Pre-training a diverse set of neural network controllers in simulation has enabled robots to adapt online to damage in robot locomotion tasks. However, finding diverse, high-performing controllers requires expensive network training and extensive tuning of a large number of hyperparameters. On the other hand, Covariance Matrix Adaptation MAP-Annealing (CMA-MAE), an evolution strategies (ES)-based quality diversity algorithm, does not have these limitations and has achieved state-of-the-art performance on standard QD benchmarks. However, CMA-MAE cannot scale to modern neural network controllers due to its quadratic complexity. We leverage efficient approximation methods in ES to propose three new CMA-MAE variants that scale to high dimensions. Our experiments show that the variants outperform ES-based baselines in benchmark robotic locomotion tasks, while being comparable with or exceeding state-of-the-art deep reinforcement learning-based quality diversity algorithms.
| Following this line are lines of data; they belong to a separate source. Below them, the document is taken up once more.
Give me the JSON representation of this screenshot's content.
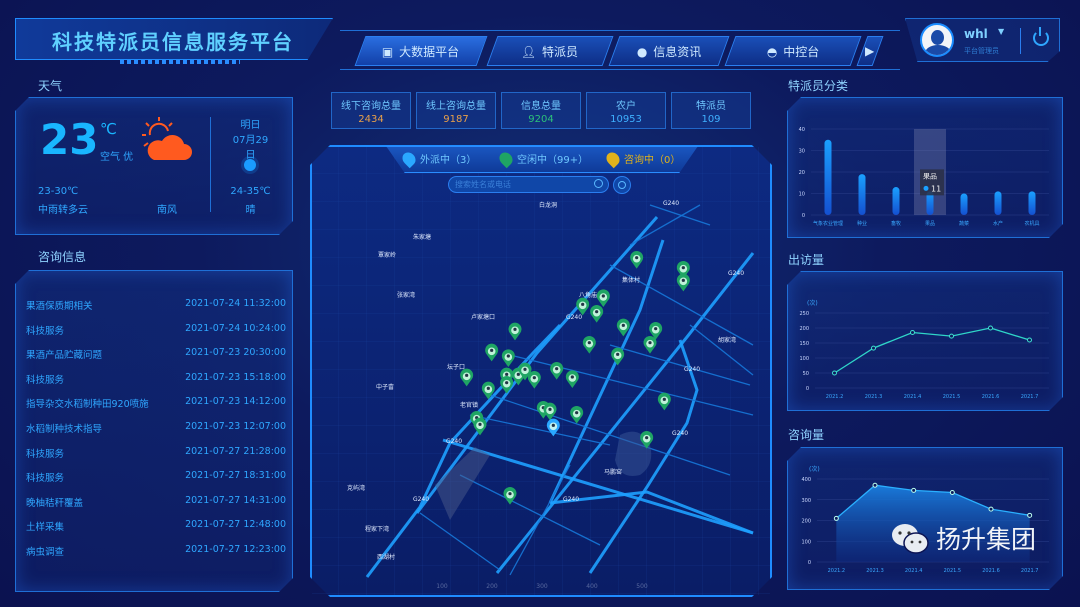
{
  "header": {
    "title": "科技特派员信息服务平台",
    "nav": [
      {
        "label": "大数据平台",
        "icon": "monitor-icon",
        "active": true
      },
      {
        "label": "特派员",
        "icon": "user-icon",
        "active": false
      },
      {
        "label": "信息资讯",
        "icon": "chat-icon",
        "active": false
      },
      {
        "label": "中控台",
        "icon": "dashboard-icon",
        "active": false
      }
    ],
    "user": {
      "name": "whl",
      "role": "平台管理员"
    }
  },
  "weather": {
    "section_label": "天气",
    "temp": "23",
    "unit": "℃",
    "air": "空气 优",
    "range": "23-30℃",
    "desc": "中雨转多云",
    "wind": "南风",
    "tomorrow": {
      "label": "明日",
      "date": "07月29日",
      "range": "24-35℃",
      "desc": "晴"
    },
    "icon": "sun-cloud-icon",
    "accent": "#ff5a1f"
  },
  "consult": {
    "section_label": "咨询信息",
    "items": [
      {
        "title": "果酒保质期相关",
        "time": "2021-07-24 11:32:00"
      },
      {
        "title": "科技服务",
        "time": "2021-07-24 10:24:00"
      },
      {
        "title": "果酒产品贮藏问题",
        "time": "2021-07-23 20:30:00"
      },
      {
        "title": "科技服务",
        "time": "2021-07-23 15:18:00"
      },
      {
        "title": "指导杂交水稻制种田920喷施",
        "time": "2021-07-23 14:12:00"
      },
      {
        "title": "水稻制种技术指导",
        "time": "2021-07-23 12:07:00"
      },
      {
        "title": "科技服务",
        "time": "2021-07-27 21:28:00"
      },
      {
        "title": "科技服务",
        "time": "2021-07-27 18:31:00"
      },
      {
        "title": "晚柚秸秆覆盖",
        "time": "2021-07-27 14:31:00"
      },
      {
        "title": "土样采集",
        "time": "2021-07-27 12:48:00"
      },
      {
        "title": "病虫调查",
        "time": "2021-07-27 12:23:00"
      }
    ]
  },
  "stats": [
    {
      "label": "线下咨询总量",
      "value": "2434",
      "color": "#e8a04a"
    },
    {
      "label": "线上咨询总量",
      "value": "9187",
      "color": "#e8a04a"
    },
    {
      "label": "信息总量",
      "value": "9204",
      "color": "#2cc07a"
    },
    {
      "label": "农户",
      "value": "10953",
      "color": "#3fb0ff"
    },
    {
      "label": "特派员",
      "value": "109",
      "color": "#3fb0ff"
    }
  ],
  "map": {
    "legend": [
      {
        "label": "外派中（3）",
        "color": "#2aa8ff"
      },
      {
        "label": "空闲中（99+）",
        "color": "#1fa564"
      },
      {
        "label": "咨询中（0）",
        "color": "#e0b21a"
      }
    ],
    "search_placeholder": "搜索姓名或电话",
    "labels": [
      "白龙洞",
      "朱家塘",
      "覃家岭",
      "张家湾",
      "卢家塘口",
      "八角庙",
      "集体村",
      "胡家湾",
      "坛子口",
      "中子畲",
      "老官镇",
      "马鹏窑",
      "克屿湾",
      "程家下湾",
      "西湖村",
      "G240",
      "G240",
      "G240",
      "G240",
      "G240",
      "G240",
      "G240",
      "G240"
    ],
    "ticks": [
      "100",
      "200",
      "300",
      "400",
      "500"
    ]
  },
  "right": {
    "category_label": "特派员分类",
    "visits_label": "出访量",
    "consults_label": "咨询量"
  },
  "chart_data": [
    {
      "type": "bar",
      "categories": [
        "气象农业管理",
        "种业",
        "畜牧",
        "果品",
        "蔬菜",
        "水产",
        "农机具"
      ],
      "values": [
        35,
        19,
        13,
        11,
        10,
        11,
        11
      ],
      "ylim": [
        0,
        40
      ],
      "yticks": [
        "0",
        "10",
        "20",
        "30",
        "40"
      ],
      "grid": true,
      "tooltip": {
        "category": "果品",
        "value": "11"
      },
      "color": "#1e8cff"
    },
    {
      "type": "line",
      "unit": "(次)",
      "categories": [
        "2021.2",
        "2021.3",
        "2021.4",
        "2021.5",
        "2021.6",
        "2021.7"
      ],
      "values": [
        50,
        133,
        185,
        173,
        200,
        160
      ],
      "ylim": [
        0,
        250
      ],
      "yticks": [
        "0",
        "50",
        "100",
        "150",
        "200",
        "250"
      ],
      "grid": true,
      "color": "#2fd6c8"
    },
    {
      "type": "area",
      "unit": "(次)",
      "categories": [
        "2021.2",
        "2021.3",
        "2021.4",
        "2021.5",
        "2021.6",
        "2021.7"
      ],
      "values": [
        210,
        370,
        345,
        335,
        255,
        225
      ],
      "ylim": [
        0,
        400
      ],
      "yticks": [
        "0",
        "100",
        "200",
        "300",
        "400"
      ],
      "grid": true,
      "color": "#1a8cff"
    }
  ],
  "watermark": {
    "text": "扬升集团"
  }
}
翻译：在仿真环境中预训练多样化的神经网络控制器，使机器人能够在行走任务中在线适应损伤。然而，寻找多样化且高性能的控制器需要昂贵的网络训练以及对大量超参数的广泛调优。另一方面，协方差矩阵自适应MAP退火算法（CMA-MAE）作为一种基于进化策略（ES）的质量多样性算法，不存在这些限制，并在标准质量多样性基准测试中达到了最先进的性能。然而，CMA-MAE因其二次复杂度无法扩展到现代神经网络控制器。我们利用ES中的高效近似方法，提出了三种可扩展至高维的新CMA-MAE变体。实验表明，这些变体在基准机器人行走任务中优于基于ES的基线方法，同时与基于深度强化学习的最先进质量多样性算法相当或更优。